Toda acción u omisión en contravención de las normas que regulan el ejercicio del cargo hará incurrir a sus autores en responsabilidad administrativa, civil o penal, según el caso, en la forma prescrita en la Constitución Nacional y en las leyes.  f) Legalidad: Cumplir la cabalidad los preceptos de la  Constitución Nacional,  leyes, reglamentos y demás normativas que rigen su actividad.

Es bueno consignar acá que ningún cargo, sea cual fuere su naturaleza, debe ni puede servir para el acoso, la persecución ni para la retaliación política ni personal.  La actuación de cualquier funcionario está bajo la lupa de la ciudadanía, sujeta al escrutinio de la colectividad, al principio de rendición de cuentas, de allí que cualquier conducta reñida con los principios antes aludidos y  previstos expresamente en el ordenamiento jurídico vigente, debe ser objeto de rechazo y ser denunciada, para evitar atropellos, persecuciones, pases de facturas o groseros procedimientos en que incurre cualquier funcionario prevalido de un cargo.

Insisto en la conveniencia de que ninguna persona cargue sobre sí sombras de dudas ni carezca de probidad.
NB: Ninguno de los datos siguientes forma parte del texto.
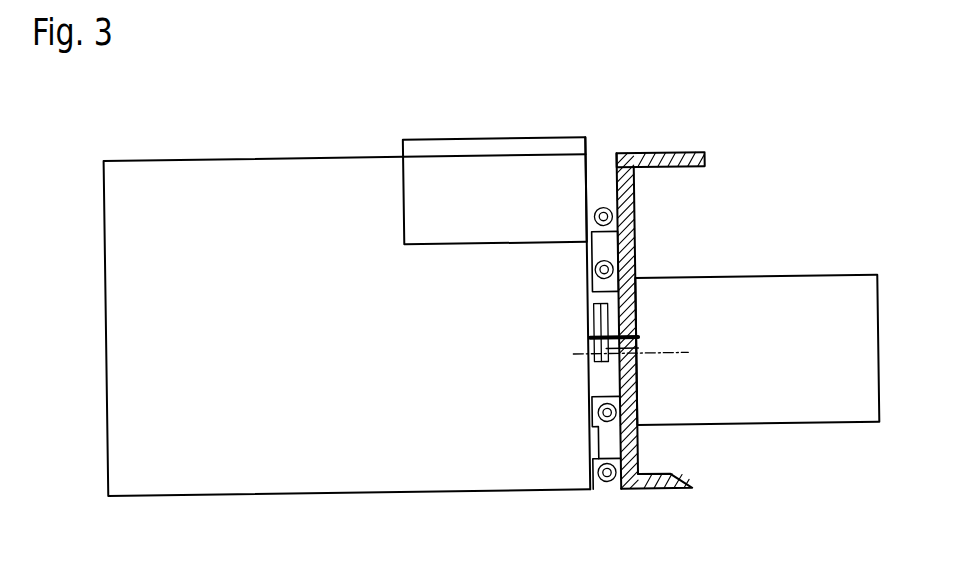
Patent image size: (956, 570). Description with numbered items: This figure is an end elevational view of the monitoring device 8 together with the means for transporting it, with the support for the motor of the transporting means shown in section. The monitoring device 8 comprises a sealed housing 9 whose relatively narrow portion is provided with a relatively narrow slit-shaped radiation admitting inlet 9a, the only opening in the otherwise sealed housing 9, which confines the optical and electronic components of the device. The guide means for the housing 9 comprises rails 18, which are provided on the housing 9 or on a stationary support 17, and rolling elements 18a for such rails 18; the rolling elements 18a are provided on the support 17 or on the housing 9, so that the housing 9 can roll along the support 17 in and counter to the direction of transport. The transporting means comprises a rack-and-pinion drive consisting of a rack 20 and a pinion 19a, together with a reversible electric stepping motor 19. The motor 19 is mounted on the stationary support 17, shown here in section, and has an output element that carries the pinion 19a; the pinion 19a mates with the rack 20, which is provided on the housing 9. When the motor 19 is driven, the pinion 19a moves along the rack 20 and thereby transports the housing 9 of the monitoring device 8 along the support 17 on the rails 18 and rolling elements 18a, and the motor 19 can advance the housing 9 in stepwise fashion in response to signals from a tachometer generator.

The monitoring device 8 is at (289, 546).
The housing 9 is at (436, 471).
The radiation admitting inlet 9a is at (508, 141).
The stationary support 17 is at (638, 192).
The rails 18 is at (630, 240).
The rolling elements 18a is at (606, 207).
The reversible electric stepping motor 19 is at (760, 299).
The pinion 19a is at (592, 339).
The rack 20 is at (594, 310).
Tampoco luzcan o exhiban repentinas fortunas. Estas no deben ni pueden postularse a cargos de elección ni de ninguna otra índole. Por supuesto que eso vale para todos, y añadimos, el funcionario en ejercicio de cualquier cargo que no cumpla cabalmente los principios previstos en el Código de Ética del Funcionario, que no sea capaz de enmendar su conducta, no le queda otra que declinar.

Si la corrupción administrativa no es otra cosa que el manejo doloso de los dineros públicos, o el uso indebido de los bienes o servicios de naturaleza pública; si socava la legitimidad de las instituciones públicas, y así lo señala expresamente el primer Considerando de la Convención Interamericana contra la Corrupción; si esta práctica malévola causa tanto daño a los patrimonios de nuestras naciones y atenta contra la sociedad misma; si muchos funcionarios ayer y hoy han ocupado cargos, siendo que sus vidas no han estado precisamente libres de procesos criminales y de estafas al Fisco, entonces debe asumirse con firmeza y suficiente voluntad política la tarea de afrontar las averiguaciones orientadas a esclarecer los hechos denunciados, procesar a los presuntos responsables y decidir en consecuencia.

La corrupción causa distorsiones en la economía, genera vicios en la gestión pública y propende al deterioro de la moral social. Se trata, entonces de generar conciencia en la población de nuestros países sobre la existencia y gravedad de la corrupción y de la necesidad de fortalecer la participación de la sociedad civil en su prevención y combate. No es fácil, pues este mal tiene muchos rostros, y muchas veces alcanza el nivel de metástasis, y para combatirlo, es preciso erradicar los impunes compadrazgos.

Ya el historiador católico británico John Emerich Edgard Dalkberg Acton, más conocido como Lord Acton, había acuñado la frase en 1887 así: “El poder absoluto corrompe absolutamente”. 

Y la verdad es que la misma sigue vigente, confirmada en los hechos en un país no muy lejano, ubicado al norte de la América del Sur, en plena zona tórrida.